Please see: help('select') for usage information

Note that this package is based on NCBI GIDs, which may or may not be applicable to what you have (you say that you don't have Gene IDs, but you don't say what you do have). Things you can use to map are listed by the columns argument:

> columns(orgdb)
[1] "ACCNUM"   "ALIAS"    "CHR"      "ENTREZID" "GENENAME" "GID"      "PMID"    
[8] "REFSEQ"   "SYMBOL"

So if you have any of those, you can map things. If your gff is based on EBI/EMBL IDs (like Ensembl IDs), then you should really be using data from biomaRt, but it appears that they don't have Olive data. But maybe there is a Biomart hosted by some plant-specific group?

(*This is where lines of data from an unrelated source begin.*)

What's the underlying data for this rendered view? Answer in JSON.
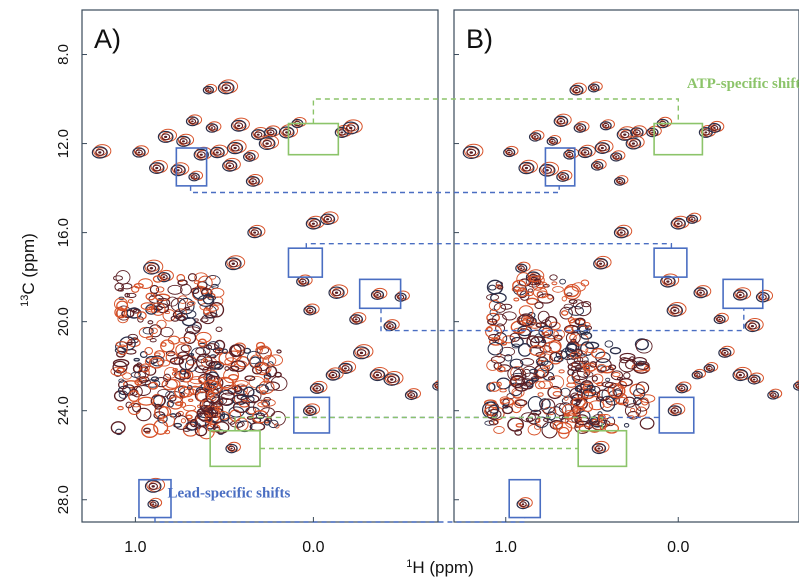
{
  "chart_data": {
    "type": "contour",
    "ylabel_pre": "13",
    "ylabel_main": "C (ppm)",
    "xlabel_pre": "1",
    "xlabel_main": "H (ppm)",
    "xlim": [
      1.3,
      -0.7
    ],
    "ylim": [
      6.0,
      29.0
    ],
    "yticks": [
      {
        "v": 8.0,
        "label": "8.0"
      },
      {
        "v": 12.0,
        "label": "12.0"
      },
      {
        "v": 16.0,
        "label": "16.0"
      },
      {
        "v": 20.0,
        "label": "20.0"
      },
      {
        "v": 24.0,
        "label": "24.0"
      },
      {
        "v": 28.0,
        "label": "28.0"
      }
    ],
    "xticks": [
      {
        "v": 1.0,
        "label": "1.0"
      },
      {
        "v": 0.0,
        "label": "0.0"
      }
    ],
    "colors": {
      "reference": "#2b2f4a",
      "compare": "#d8532a",
      "lead": "#4a6ec2",
      "atp": "#8cc46a",
      "frame": "#3a4a5a",
      "bulk": "#5a1f24"
    },
    "panels": [
      {
        "label": "A)",
        "peaks": [
          {
            "x": 0.59,
            "y": 9.6
          },
          {
            "x": 0.49,
            "y": 9.5
          },
          {
            "x": 0.68,
            "y": 11.0
          },
          {
            "x": 0.57,
            "y": 11.3
          },
          {
            "x": 0.42,
            "y": 11.2
          },
          {
            "x": 0.31,
            "y": 11.6
          },
          {
            "x": 0.24,
            "y": 11.5
          },
          {
            "x": 0.15,
            "y": 11.5
          },
          {
            "x": 0.83,
            "y": 11.7
          },
          {
            "x": 0.73,
            "y": 11.9
          },
          {
            "x": 0.63,
            "y": 12.5
          },
          {
            "x": 0.54,
            "y": 12.4
          },
          {
            "x": 0.44,
            "y": 12.2
          },
          {
            "x": 0.36,
            "y": 12.6
          },
          {
            "x": 0.98,
            "y": 12.4
          },
          {
            "x": 0.88,
            "y": 13.1
          },
          {
            "x": 0.76,
            "y": 13.2
          },
          {
            "x": 0.67,
            "y": 13.5
          },
          {
            "x": 0.47,
            "y": 13.0
          },
          {
            "x": 0.34,
            "y": 13.7
          },
          {
            "x": 0.26,
            "y": 12.0
          },
          {
            "x": 1.2,
            "y": 12.4
          },
          {
            "x": 0.09,
            "y": 11.1
          },
          {
            "x": -0.16,
            "y": 11.5
          },
          {
            "x": -0.21,
            "y": 11.3
          },
          {
            "x": 0.0,
            "y": 15.6
          },
          {
            "x": -0.08,
            "y": 15.4
          },
          {
            "x": 0.33,
            "y": 16.0
          },
          {
            "x": 0.45,
            "y": 17.4
          },
          {
            "x": 0.91,
            "y": 17.6
          },
          {
            "x": 0.84,
            "y": 18.0
          },
          {
            "x": 0.06,
            "y": 18.2
          },
          {
            "x": -0.13,
            "y": 18.7
          },
          {
            "x": -0.36,
            "y": 18.8
          },
          {
            "x": -0.49,
            "y": 18.9
          },
          {
            "x": 0.02,
            "y": 19.5
          },
          {
            "x": -0.24,
            "y": 19.9
          },
          {
            "x": -0.43,
            "y": 20.2
          },
          {
            "x": -0.27,
            "y": 21.4
          },
          {
            "x": -0.18,
            "y": 22.1
          },
          {
            "x": -0.36,
            "y": 22.4
          },
          {
            "x": -0.44,
            "y": 22.6
          },
          {
            "x": -0.7,
            "y": 22.9
          },
          {
            "x": -0.55,
            "y": 23.3
          },
          {
            "x": -0.11,
            "y": 22.4
          },
          {
            "x": -0.02,
            "y": 23.0
          },
          {
            "x": 0.02,
            "y": 24.0
          },
          {
            "x": 0.46,
            "y": 25.7
          },
          {
            "x": 0.9,
            "y": 27.4
          },
          {
            "x": 0.9,
            "y": 28.2
          }
        ]
      },
      {
        "label": "B)",
        "peaks": [
          {
            "x": 0.59,
            "y": 9.6
          },
          {
            "x": 0.49,
            "y": 9.5
          },
          {
            "x": 0.68,
            "y": 11.0
          },
          {
            "x": 0.57,
            "y": 11.3
          },
          {
            "x": 0.42,
            "y": 11.2
          },
          {
            "x": 0.31,
            "y": 11.6
          },
          {
            "x": 0.24,
            "y": 11.5
          },
          {
            "x": 0.15,
            "y": 11.5
          },
          {
            "x": 0.83,
            "y": 11.7
          },
          {
            "x": 0.73,
            "y": 11.9
          },
          {
            "x": 0.63,
            "y": 12.5
          },
          {
            "x": 0.54,
            "y": 12.4
          },
          {
            "x": 0.44,
            "y": 12.2
          },
          {
            "x": 0.36,
            "y": 12.6
          },
          {
            "x": 0.98,
            "y": 12.4
          },
          {
            "x": 0.88,
            "y": 13.1
          },
          {
            "x": 0.76,
            "y": 13.2
          },
          {
            "x": 0.67,
            "y": 13.5
          },
          {
            "x": 0.47,
            "y": 13.0
          },
          {
            "x": 0.34,
            "y": 13.7
          },
          {
            "x": 0.26,
            "y": 12.0
          },
          {
            "x": 1.2,
            "y": 12.4
          },
          {
            "x": 0.09,
            "y": 11.1
          },
          {
            "x": -0.16,
            "y": 11.5
          },
          {
            "x": -0.21,
            "y": 11.3
          },
          {
            "x": 0.0,
            "y": 15.6
          },
          {
            "x": -0.08,
            "y": 15.4
          },
          {
            "x": 0.33,
            "y": 16.0
          },
          {
            "x": 0.45,
            "y": 17.4
          },
          {
            "x": 0.91,
            "y": 17.6
          },
          {
            "x": 0.84,
            "y": 18.0
          },
          {
            "x": 0.06,
            "y": 18.2
          },
          {
            "x": -0.13,
            "y": 18.7
          },
          {
            "x": -0.36,
            "y": 18.8
          },
          {
            "x": -0.49,
            "y": 18.9
          },
          {
            "x": 0.02,
            "y": 19.5
          },
          {
            "x": -0.24,
            "y": 19.9
          },
          {
            "x": -0.43,
            "y": 20.2
          },
          {
            "x": -0.27,
            "y": 21.4
          },
          {
            "x": -0.18,
            "y": 22.1
          },
          {
            "x": -0.36,
            "y": 22.4
          },
          {
            "x": -0.44,
            "y": 22.6
          },
          {
            "x": -0.7,
            "y": 22.9
          },
          {
            "x": -0.55,
            "y": 23.3
          },
          {
            "x": -0.11,
            "y": 22.4
          },
          {
            "x": -0.02,
            "y": 23.0
          },
          {
            "x": 0.02,
            "y": 24.0
          },
          {
            "x": 0.46,
            "y": 25.7
          },
          {
            "x": 0.9,
            "y": 28.2
          }
        ]
      }
    ],
    "bulk_regions": [
      {
        "x": [
          1.1,
          0.52
        ],
        "y": [
          18.0,
          25.0
        ]
      },
      {
        "x": [
          0.63,
          0.18
        ],
        "y": [
          21.0,
          24.8
        ]
      }
    ],
    "annotations": [
      {
        "text": "ATP-specific shifts",
        "color": "#8cc46a",
        "panel": 1,
        "x": -0.05,
        "y": 9.5
      },
      {
        "text": "Lead-specific shifts",
        "color": "#4a6ec2",
        "panel": 0,
        "x": 0.82,
        "y": 27.9
      }
    ],
    "highlight_boxes": [
      {
        "type": "atp",
        "panel": 0,
        "x": [
          0.14,
          -0.14
        ],
        "y": [
          11.1,
          12.5
        ]
      },
      {
        "type": "atp",
        "panel": 1,
        "x": [
          0.14,
          -0.14
        ],
        "y": [
          11.1,
          12.5
        ]
      },
      {
        "type": "atp",
        "panel": 0,
        "x": [
          0.58,
          0.3
        ],
        "y": [
          24.9,
          26.5
        ]
      },
      {
        "type": "atp",
        "panel": 1,
        "x": [
          0.58,
          0.3
        ],
        "y": [
          24.9,
          26.5
        ]
      },
      {
        "type": "lead",
        "panel": 0,
        "x": [
          0.77,
          0.6
        ],
        "y": [
          12.2,
          13.9
        ]
      },
      {
        "type": "lead",
        "panel": 1,
        "x": [
          0.77,
          0.6
        ],
        "y": [
          12.2,
          13.9
        ]
      },
      {
        "type": "lead",
        "panel": 0,
        "x": [
          0.14,
          -0.05
        ],
        "y": [
          16.7,
          18.0
        ]
      },
      {
        "type": "lead",
        "panel": 1,
        "x": [
          0.14,
          -0.05
        ],
        "y": [
          16.7,
          18.0
        ]
      },
      {
        "type": "lead",
        "panel": 0,
        "x": [
          -0.26,
          -0.49
        ],
        "y": [
          18.1,
          19.4
        ]
      },
      {
        "type": "lead",
        "panel": 1,
        "x": [
          -0.26,
          -0.49
        ],
        "y": [
          18.1,
          19.4
        ]
      },
      {
        "type": "lead",
        "panel": 0,
        "x": [
          0.11,
          -0.09
        ],
        "y": [
          23.4,
          25.0
        ]
      },
      {
        "type": "lead",
        "panel": 1,
        "x": [
          0.11,
          -0.09
        ],
        "y": [
          23.4,
          25.0
        ]
      },
      {
        "type": "lead",
        "panel": 0,
        "x": [
          0.98,
          0.8
        ],
        "y": [
          27.1,
          28.8
        ]
      },
      {
        "type": "lead",
        "panel": 1,
        "x": [
          0.98,
          0.8
        ],
        "y": [
          27.1,
          28.8
        ]
      }
    ],
    "connectors": [
      {
        "type": "atp",
        "points": [
          [
            0,
            0.0,
            11.1
          ],
          [
            0,
            0.0,
            10.0
          ],
          [
            1,
            0.0,
            10.0
          ],
          [
            1,
            0.0,
            11.1
          ]
        ]
      },
      {
        "type": "lead",
        "points": [
          [
            0,
            0.69,
            13.9
          ],
          [
            0,
            0.69,
            14.2
          ],
          [
            1,
            0.69,
            14.2
          ],
          [
            1,
            0.69,
            13.9
          ]
        ]
      },
      {
        "type": "lead",
        "points": [
          [
            0,
            0.04,
            16.7
          ],
          [
            0,
            0.04,
            16.5
          ],
          [
            1,
            0.04,
            16.5
          ],
          [
            1,
            0.04,
            16.7
          ]
        ]
      },
      {
        "type": "lead",
        "points": [
          [
            0,
            -0.38,
            19.4
          ],
          [
            0,
            -0.38,
            20.4
          ],
          [
            1,
            -0.38,
            20.4
          ],
          [
            1,
            -0.38,
            19.4
          ]
        ]
      },
      {
        "type": "lead",
        "points": [
          [
            0,
            0.11,
            24.3
          ],
          [
            1,
            0.11,
            24.3
          ]
        ]
      },
      {
        "type": "atp",
        "points": [
          [
            0,
            0.44,
            24.9
          ],
          [
            0,
            0.44,
            24.3
          ],
          [
            1,
            0.44,
            24.3
          ],
          [
            1,
            0.44,
            24.9
          ]
        ]
      },
      {
        "type": "atp",
        "points": [
          [
            0,
            0.3,
            25.7
          ],
          [
            1,
            0.58,
            25.7
          ]
        ]
      },
      {
        "type": "lead",
        "points": [
          [
            0,
            0.89,
            28.8
          ],
          [
            0,
            0.89,
            29.0
          ],
          [
            1,
            0.89,
            29.0
          ],
          [
            1,
            0.89,
            28.8
          ]
        ]
      }
    ]
  }
}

score 2 · Accepted Answer · 2019-04-16

You can't use goana() to do a GO analysis of Olea europaea because GO annotation doesn't exist for that species. If you type

help("goana")

then it will tell you to type

help("alias2Symbol")

for a complete list of species for which goana() will work. You will see that Olea is not on the list.

James has shown you how to get Entrez Gene Ids for Olea, but the orgdb doesn't include GO annotation so it won't help you do a GO analysis.

On the other hand, you can do a kegga() analysis for Olea by setting species.KEGG="oeu". Again, you can find that out by following the limma documentation.